What began as an impulse one afternoon in 1986 with the burning of an effigy on San Francisco beach, has turned into the biggest interactive art exhibition in the world. Harvey remembers that first burn on the beach and how the fire compelled all the people there that day to gather and watch, and how this blossomed into the idea for the Burning Man Festival.
Originally it was just a group of freethinkers from California, but there are now Burning Man communities on five continents and nearly 70 000 “burners” attended the flagship festival in August last year. Large numbers of tech designers from Silicon Valley attend. In fact, the first Google doodle was produced in 1998 when the (then small) staff of Google went to Burning Man: it was effectively an out-of-office sign.
Burning Man takes place in the Nevada desert, on a dry lake that becomes Black Rock City. For the duration of the festival the desert location becomes a pseudo-town with named roads, neighbourhoods, daily newspapers and radio stations. Constituting the temporary town are the guiding principles of Burning Man: radical self-expression, self-reliance, participation and, central to its culture, decommodification.

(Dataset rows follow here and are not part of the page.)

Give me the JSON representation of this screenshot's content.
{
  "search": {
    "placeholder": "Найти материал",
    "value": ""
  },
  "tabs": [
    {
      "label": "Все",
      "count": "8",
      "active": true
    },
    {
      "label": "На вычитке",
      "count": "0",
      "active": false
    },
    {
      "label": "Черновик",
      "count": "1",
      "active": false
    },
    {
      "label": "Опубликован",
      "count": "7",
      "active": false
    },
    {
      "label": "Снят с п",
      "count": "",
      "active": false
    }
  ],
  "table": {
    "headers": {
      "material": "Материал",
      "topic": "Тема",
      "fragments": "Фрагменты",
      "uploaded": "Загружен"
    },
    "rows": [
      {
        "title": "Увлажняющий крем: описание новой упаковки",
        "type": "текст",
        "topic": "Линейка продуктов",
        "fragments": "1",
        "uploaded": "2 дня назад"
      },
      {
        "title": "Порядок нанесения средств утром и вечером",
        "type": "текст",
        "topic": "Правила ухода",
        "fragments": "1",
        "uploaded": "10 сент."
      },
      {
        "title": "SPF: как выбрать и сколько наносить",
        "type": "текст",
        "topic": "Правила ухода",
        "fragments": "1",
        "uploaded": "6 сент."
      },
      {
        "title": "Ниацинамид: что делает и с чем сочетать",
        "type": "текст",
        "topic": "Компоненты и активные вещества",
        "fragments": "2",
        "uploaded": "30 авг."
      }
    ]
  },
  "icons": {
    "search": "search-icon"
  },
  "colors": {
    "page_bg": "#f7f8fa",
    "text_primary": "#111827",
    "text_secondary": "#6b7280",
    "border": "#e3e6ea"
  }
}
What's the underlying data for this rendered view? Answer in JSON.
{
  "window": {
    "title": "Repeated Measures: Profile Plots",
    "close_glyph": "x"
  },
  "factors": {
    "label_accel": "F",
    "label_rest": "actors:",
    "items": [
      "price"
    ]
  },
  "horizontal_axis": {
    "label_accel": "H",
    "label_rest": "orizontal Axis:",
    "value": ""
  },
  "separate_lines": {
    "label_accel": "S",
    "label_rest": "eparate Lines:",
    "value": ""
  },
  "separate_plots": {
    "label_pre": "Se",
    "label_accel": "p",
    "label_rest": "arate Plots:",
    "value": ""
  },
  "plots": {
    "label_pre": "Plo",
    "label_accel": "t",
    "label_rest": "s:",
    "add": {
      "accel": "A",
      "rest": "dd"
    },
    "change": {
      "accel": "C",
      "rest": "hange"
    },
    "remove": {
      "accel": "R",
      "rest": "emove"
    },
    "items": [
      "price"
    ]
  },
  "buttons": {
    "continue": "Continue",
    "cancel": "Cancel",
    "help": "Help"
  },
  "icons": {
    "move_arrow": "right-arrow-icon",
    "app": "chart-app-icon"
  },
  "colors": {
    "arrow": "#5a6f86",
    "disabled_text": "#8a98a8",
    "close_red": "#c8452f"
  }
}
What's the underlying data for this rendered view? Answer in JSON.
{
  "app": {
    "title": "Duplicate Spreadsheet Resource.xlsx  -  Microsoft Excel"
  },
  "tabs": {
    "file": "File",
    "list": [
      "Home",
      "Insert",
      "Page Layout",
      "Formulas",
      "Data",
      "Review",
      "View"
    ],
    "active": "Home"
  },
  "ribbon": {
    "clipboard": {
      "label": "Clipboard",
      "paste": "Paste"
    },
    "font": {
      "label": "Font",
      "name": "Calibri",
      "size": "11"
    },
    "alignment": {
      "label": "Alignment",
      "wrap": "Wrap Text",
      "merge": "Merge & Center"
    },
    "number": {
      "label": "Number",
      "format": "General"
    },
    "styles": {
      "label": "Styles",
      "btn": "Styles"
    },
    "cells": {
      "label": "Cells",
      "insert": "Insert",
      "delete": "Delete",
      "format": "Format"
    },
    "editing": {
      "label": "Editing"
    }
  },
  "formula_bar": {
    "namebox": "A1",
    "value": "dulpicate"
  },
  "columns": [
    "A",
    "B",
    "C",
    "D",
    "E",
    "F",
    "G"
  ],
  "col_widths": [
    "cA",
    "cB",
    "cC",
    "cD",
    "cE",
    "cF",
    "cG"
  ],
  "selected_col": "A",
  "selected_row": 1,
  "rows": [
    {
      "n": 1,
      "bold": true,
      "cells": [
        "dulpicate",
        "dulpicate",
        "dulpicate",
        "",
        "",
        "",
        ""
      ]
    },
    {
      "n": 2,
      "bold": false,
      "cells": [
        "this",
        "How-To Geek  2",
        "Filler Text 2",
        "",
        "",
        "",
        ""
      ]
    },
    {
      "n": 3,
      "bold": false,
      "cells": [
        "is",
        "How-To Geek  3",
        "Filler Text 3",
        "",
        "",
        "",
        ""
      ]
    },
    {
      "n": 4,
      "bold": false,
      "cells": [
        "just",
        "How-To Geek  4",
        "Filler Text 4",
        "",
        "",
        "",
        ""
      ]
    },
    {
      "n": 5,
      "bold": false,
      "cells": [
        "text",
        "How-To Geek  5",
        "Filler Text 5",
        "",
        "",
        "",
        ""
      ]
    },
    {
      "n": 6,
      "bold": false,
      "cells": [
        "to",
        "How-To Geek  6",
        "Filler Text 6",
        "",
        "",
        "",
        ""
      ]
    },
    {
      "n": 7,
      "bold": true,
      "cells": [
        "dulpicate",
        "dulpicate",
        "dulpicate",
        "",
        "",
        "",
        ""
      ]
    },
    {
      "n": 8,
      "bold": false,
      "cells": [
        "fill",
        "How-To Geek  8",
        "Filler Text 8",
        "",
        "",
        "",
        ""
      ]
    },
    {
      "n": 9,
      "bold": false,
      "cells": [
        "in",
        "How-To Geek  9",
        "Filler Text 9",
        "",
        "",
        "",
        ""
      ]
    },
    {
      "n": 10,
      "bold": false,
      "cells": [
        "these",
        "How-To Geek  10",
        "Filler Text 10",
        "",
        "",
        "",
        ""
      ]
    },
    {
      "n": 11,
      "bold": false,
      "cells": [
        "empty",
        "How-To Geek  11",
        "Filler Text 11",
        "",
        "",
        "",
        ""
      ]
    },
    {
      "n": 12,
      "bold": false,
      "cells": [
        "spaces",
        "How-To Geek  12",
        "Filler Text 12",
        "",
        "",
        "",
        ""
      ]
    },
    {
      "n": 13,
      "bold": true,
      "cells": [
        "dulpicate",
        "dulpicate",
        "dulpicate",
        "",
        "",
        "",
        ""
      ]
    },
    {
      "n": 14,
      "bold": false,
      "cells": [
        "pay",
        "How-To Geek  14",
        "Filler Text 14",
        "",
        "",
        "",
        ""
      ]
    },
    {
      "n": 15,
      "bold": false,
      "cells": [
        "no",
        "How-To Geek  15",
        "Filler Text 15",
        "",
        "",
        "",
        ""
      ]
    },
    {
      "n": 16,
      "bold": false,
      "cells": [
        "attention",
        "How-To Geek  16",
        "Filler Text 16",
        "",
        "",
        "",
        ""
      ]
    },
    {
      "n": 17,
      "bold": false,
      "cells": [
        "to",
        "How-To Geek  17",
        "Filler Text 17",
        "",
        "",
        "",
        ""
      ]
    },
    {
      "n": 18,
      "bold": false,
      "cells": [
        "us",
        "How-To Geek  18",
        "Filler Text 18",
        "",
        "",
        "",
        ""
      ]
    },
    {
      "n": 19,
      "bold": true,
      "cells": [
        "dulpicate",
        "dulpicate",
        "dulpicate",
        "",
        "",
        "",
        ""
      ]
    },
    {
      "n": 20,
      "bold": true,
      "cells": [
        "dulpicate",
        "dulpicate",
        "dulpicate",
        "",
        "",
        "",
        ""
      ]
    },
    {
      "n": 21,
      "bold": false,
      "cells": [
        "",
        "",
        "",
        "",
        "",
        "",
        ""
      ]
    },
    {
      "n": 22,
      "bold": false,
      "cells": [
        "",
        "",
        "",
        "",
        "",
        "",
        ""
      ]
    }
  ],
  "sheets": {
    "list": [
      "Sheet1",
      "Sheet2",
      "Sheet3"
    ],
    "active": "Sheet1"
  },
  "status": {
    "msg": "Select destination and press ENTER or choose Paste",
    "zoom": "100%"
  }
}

For every artist in attendance, the desert landscape is a blank canvas onto which they can project their wildest imaginations during the weekend-long experiential festival. But no artist in Black Rock City has ever signed an artwork. One of the aims is to move art from the position of commodified object to an interactive, shared creative experience. Many of the pieces go up in flames during the course of the festival. However, over the last decade a number of the artworks have been finding new homes in urban settings.